躍進の70年代「知的啓蒙」がテーマの実用新書が売筋に!

講談社現代新書の歩み〈2〉
現代新書編集部 プロフィール

骨太のテーマが大ヒット

この頃、現代新書では、過去にない新しい試みがなされた。現代新書の中にブランチを創るシリーズ内シリーズだ。

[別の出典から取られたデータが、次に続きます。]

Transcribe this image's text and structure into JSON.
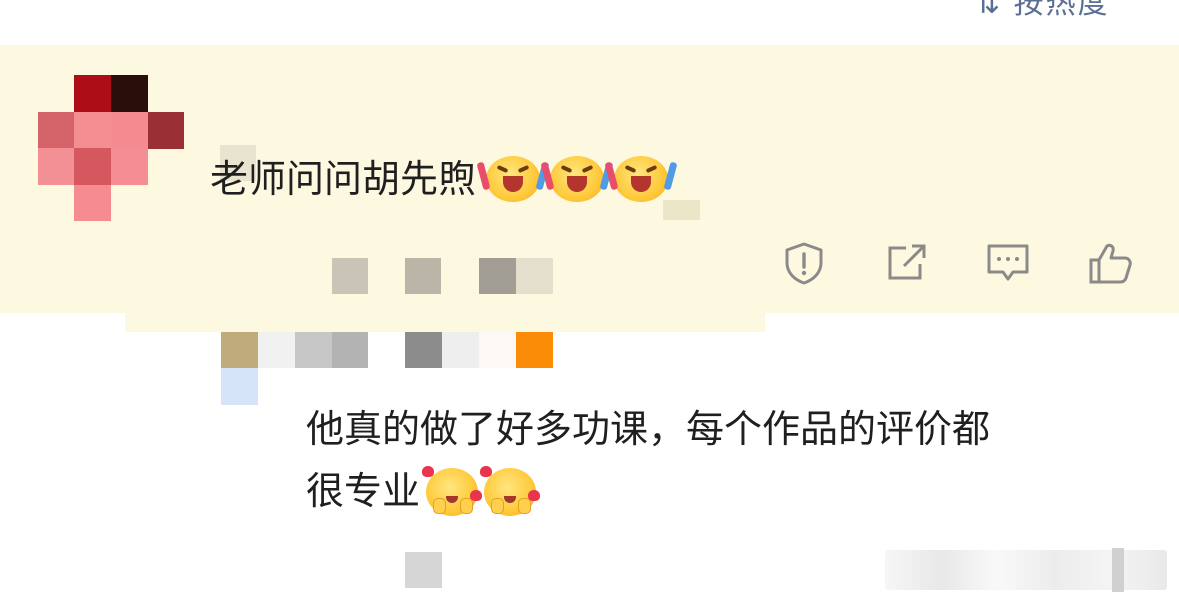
{
  "header": {
    "sort_label": "⇅ 按热度"
  },
  "comments": [
    {
      "text": "老师问问胡先煦",
      "emoji": [
        "laugh-cry-cheer",
        "laugh-cry-cheer",
        "laugh-cry-cheer"
      ],
      "highlighted": true,
      "actions": [
        {
          "name": "report-icon"
        },
        {
          "name": "share-icon"
        },
        {
          "name": "comment-icon"
        },
        {
          "name": "like-icon"
        }
      ]
    },
    {
      "text_line1": "他真的做了好多功课，每个作品的评价都",
      "text_line2": "很专业",
      "emoji": [
        "heart-blush-face",
        "heart-blush-face"
      ],
      "is_reply": true
    }
  ],
  "colors": {
    "highlight_bg": "#fdf8e0",
    "icon_gray": "#8a8a8a",
    "link_blue": "#5b6f95",
    "text": "#1f1f1f"
  }
}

「新書 西洋史」「新書 東洋史」「新書 日本史」「日本の古典」などのテーマを設けて、それぞれの分野の専門家に分担執筆してもらう方式だ。この試みは成功を収めて、単体作品では売れ行きが望めない骨太のテーマでも版を重ねるロングセラーとなった。

 

たとえば、新書西洋史シリーズでは、

第1巻『文明のあけぼの』(23刷)
第2巻『地中海世界』(36刷)
第3巻『封建制社会』(26刷)
第4巻『ルネサンス』(35刷)
第5巻『絶対王政の時代』(24刷)
第6巻『市民革命の時代』(26刷)
第7巻『帝国主義の展開』(22刷)
第8巻『二十世紀の世界』(20刷)

と、すべての作品が20刷を超えるロングセラーとなった。

高度成長時代が終わり、新たなる価値観が模索される時代だったのか、1970年代から80年代前半には、心理学の良書が刊行されている。

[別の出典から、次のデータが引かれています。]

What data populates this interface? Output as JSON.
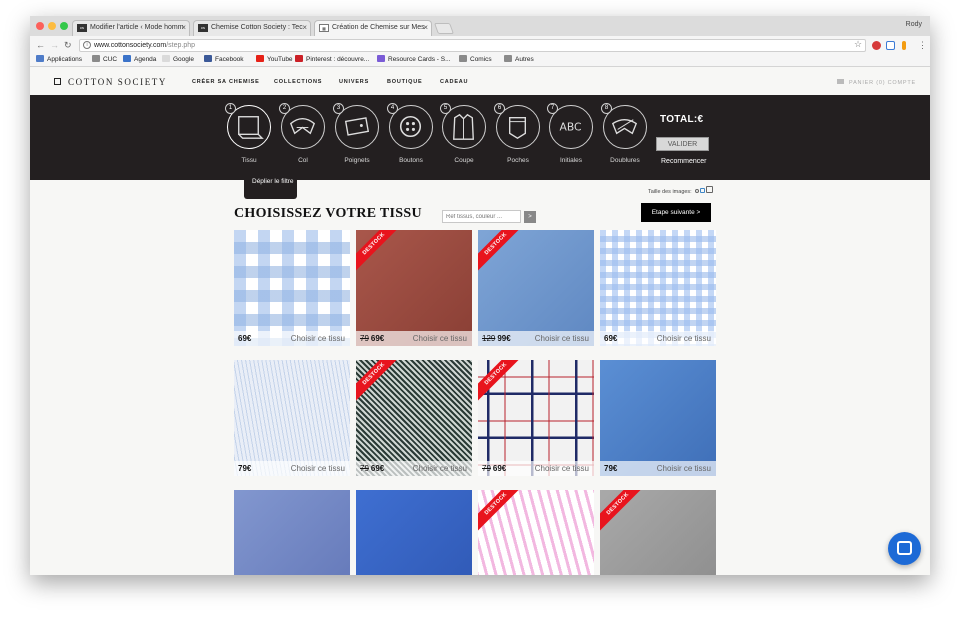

75年のR・ベイカー『フロイト』、79年の早坂泰次郎『人間関係の心理学』、そして80年には、日本の家族関係の深層構造を分析する河合隼雄の『家族関係を考える』、82年には、ユング心理学研究の第一人者として知られる秋山さと子の『ユングの心理学』が刊行され、いずれもロングセラーとなった。

この時期には、黒井千次の『働くということ』(1982年)、中野孝次『自分らしく生きる』(1983年)など、人生そのものをテーマにした骨太の作品も目立つ。